Using "regex function"/"trigram index" on sets(lists)

I can’t find the accurate way to use this index on arrays. Not to say that this regular expressions seems to be so specific that they end losing the flexibility of using them (they end looking more like a oneofterms or a anyofterms so they lose their purpose/functionality). For example:

I have this schema:

mutation {
    schema {
        group: string @index(exact,term) .
        name: string @index(exact,term) .
        array_str: [string] @index(trigram) .
    }
}

Then I add this data (I don’t know if there is a shortcut to massively add all the “array_str” elements, please tell me if there is one):

mutation {
  set {
    _:root <group> "test" .
    _:root <name> "root" .
    _:root <array_str> "first" .
    _:root <array_str> "second" .
    _:root <array_str> "third" .
    _:root <array_str> "fourth" .
  }
}

But making queries like the following won’t work at all:

{
  root(func:regexp(array_str, /.*rd$/))@filter(eq(group,"test") and regexp(array_str,/.*rd$/)){
    expand(_all_)
  }
}

RETURNS: Regular expression is too wide-ranging and can’t be executed efficiently.

{
  root(func:regexp(array_str, /[a-z]+rd$/))@filter(eq(group,"test") and regexp(array_str,/[a-z]+rd$/)){
    expand(_all_)
  }
}

RETURNS: Regular expression is too wide-ranging and can’t be executed efficiently.

{
  root(func:regexp(array_str, /third/))@filter(eq(group,"test") and regexp(array_str,/third/)){
    expand(_all_)
  }
}

RETURNS: NOTHING - Showing 0 nodes and 0 edges (I will expect the just inserted node as it contains “third”)

Any suggestions to make this work? Seems like right now this index doesn’t provides hard regex functionality and is just another way of implementing “anyofterms” and “oneofterms”.

Thank you!

Hey @RafaARV,

This error is thrown if your regexp returns more than a million results. Executing a query like this can cause a huge memory spike, something better avoided.

I don’t know if there is a shortcut to massively add all the “array_str” elements, please tell me if there is one

Maybe not in this one, but in the upcoming v0.9 release onwards, we’re going to move all mutations to JSON and then you would be able to set all the elements of array directly.
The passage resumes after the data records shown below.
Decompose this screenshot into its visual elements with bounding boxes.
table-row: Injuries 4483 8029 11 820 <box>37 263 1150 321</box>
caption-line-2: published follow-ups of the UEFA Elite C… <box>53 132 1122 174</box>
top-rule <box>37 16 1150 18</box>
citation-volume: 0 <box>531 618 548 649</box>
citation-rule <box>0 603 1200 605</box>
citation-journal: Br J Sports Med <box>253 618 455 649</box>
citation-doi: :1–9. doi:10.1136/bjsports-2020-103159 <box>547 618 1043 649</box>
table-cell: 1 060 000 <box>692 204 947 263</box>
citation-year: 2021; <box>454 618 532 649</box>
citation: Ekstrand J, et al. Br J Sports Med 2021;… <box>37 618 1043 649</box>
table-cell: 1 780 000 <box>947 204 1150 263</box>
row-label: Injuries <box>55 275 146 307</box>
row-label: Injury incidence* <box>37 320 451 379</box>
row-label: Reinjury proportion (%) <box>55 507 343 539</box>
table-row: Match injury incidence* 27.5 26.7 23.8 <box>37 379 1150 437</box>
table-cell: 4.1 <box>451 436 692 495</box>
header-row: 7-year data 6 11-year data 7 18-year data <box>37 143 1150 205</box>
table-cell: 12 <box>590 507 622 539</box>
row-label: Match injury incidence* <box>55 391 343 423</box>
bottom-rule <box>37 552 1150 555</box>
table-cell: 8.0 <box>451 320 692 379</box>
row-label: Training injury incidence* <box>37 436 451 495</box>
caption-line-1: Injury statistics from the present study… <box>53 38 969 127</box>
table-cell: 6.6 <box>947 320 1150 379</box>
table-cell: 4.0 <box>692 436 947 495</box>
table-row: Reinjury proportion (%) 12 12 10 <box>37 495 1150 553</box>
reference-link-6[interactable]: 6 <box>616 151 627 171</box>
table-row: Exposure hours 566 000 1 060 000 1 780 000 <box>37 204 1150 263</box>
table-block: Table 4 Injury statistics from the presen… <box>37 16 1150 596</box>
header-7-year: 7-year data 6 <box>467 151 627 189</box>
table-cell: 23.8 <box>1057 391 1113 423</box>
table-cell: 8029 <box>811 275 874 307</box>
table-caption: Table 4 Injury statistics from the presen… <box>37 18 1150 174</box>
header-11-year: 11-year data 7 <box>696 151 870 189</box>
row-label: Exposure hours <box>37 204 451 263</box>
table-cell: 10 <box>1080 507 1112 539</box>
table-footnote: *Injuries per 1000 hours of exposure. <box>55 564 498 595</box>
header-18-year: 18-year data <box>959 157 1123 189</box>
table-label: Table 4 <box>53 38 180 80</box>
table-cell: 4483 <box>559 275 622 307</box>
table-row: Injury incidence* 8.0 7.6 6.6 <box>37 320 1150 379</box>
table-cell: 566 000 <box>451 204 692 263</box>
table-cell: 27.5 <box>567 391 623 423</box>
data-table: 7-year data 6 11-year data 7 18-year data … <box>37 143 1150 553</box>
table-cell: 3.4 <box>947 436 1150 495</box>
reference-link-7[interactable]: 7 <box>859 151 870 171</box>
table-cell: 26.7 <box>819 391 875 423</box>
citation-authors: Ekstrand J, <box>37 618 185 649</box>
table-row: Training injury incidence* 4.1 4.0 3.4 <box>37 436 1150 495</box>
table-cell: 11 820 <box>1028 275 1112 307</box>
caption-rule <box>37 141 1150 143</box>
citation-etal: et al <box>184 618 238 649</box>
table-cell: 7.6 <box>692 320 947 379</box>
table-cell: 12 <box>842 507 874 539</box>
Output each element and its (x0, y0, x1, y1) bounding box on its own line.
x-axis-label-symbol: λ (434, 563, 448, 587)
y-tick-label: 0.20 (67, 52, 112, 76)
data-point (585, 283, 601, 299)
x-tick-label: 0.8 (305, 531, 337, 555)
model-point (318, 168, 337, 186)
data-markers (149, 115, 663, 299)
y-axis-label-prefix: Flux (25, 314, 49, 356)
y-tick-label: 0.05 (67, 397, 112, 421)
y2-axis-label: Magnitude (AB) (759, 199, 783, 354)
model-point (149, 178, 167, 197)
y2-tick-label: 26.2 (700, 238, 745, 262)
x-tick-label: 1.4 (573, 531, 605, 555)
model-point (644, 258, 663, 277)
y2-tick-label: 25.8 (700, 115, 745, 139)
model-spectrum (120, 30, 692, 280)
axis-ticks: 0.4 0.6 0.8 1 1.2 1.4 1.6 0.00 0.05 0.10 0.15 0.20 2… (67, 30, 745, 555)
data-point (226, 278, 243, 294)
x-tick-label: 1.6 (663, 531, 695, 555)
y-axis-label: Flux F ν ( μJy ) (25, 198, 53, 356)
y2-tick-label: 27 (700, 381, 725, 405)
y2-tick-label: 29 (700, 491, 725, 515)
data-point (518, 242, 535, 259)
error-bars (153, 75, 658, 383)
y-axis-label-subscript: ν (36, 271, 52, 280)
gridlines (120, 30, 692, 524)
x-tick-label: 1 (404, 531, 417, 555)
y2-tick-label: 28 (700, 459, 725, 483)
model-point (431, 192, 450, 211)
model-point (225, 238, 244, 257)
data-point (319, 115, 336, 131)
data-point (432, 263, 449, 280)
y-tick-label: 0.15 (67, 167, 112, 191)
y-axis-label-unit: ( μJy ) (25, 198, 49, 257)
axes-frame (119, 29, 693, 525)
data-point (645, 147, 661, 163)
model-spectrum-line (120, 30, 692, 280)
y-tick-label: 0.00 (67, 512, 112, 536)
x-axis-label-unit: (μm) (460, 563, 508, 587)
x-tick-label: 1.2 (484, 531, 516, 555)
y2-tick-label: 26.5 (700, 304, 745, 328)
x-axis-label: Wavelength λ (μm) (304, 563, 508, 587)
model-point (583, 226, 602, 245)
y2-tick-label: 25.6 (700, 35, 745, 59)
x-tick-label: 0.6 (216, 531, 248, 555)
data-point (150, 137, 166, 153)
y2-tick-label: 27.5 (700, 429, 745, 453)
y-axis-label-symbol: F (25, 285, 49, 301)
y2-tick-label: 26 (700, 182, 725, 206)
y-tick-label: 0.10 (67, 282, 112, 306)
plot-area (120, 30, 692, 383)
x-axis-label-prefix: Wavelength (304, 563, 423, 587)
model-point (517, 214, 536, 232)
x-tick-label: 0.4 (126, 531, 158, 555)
Make the regexp more specific so it generates less than a million results.

Thank you Manish,

This error is thrown if your regexp returns more than a million results.

Make the regexp more specific so it generates less than a million results.

But this was a clean database with only one node (“_:root”), it is not even close to the million of results not even that possibility exists yet (only one node in database).
Making that calculation only by prediction is too arbitrary because most regex operators will result simply banned, for example:

  • Operators like “*” or “+” will be banned as they could reach infinity.

Shouldn’t the efficiency of the queries relay on how much knowledge the user has in making efficient queries among its data and not simply ban the opportunity of making them?

Thank you!.

There’s no prediction in the system. It runs the regexp, and only if it ends up matching more than a million results, would it throw this error. If there’s only one result, something weird is going on. Can you please file a bug?

This topic was automatically closed 30 days after the last reply. New replies are no longer allowed.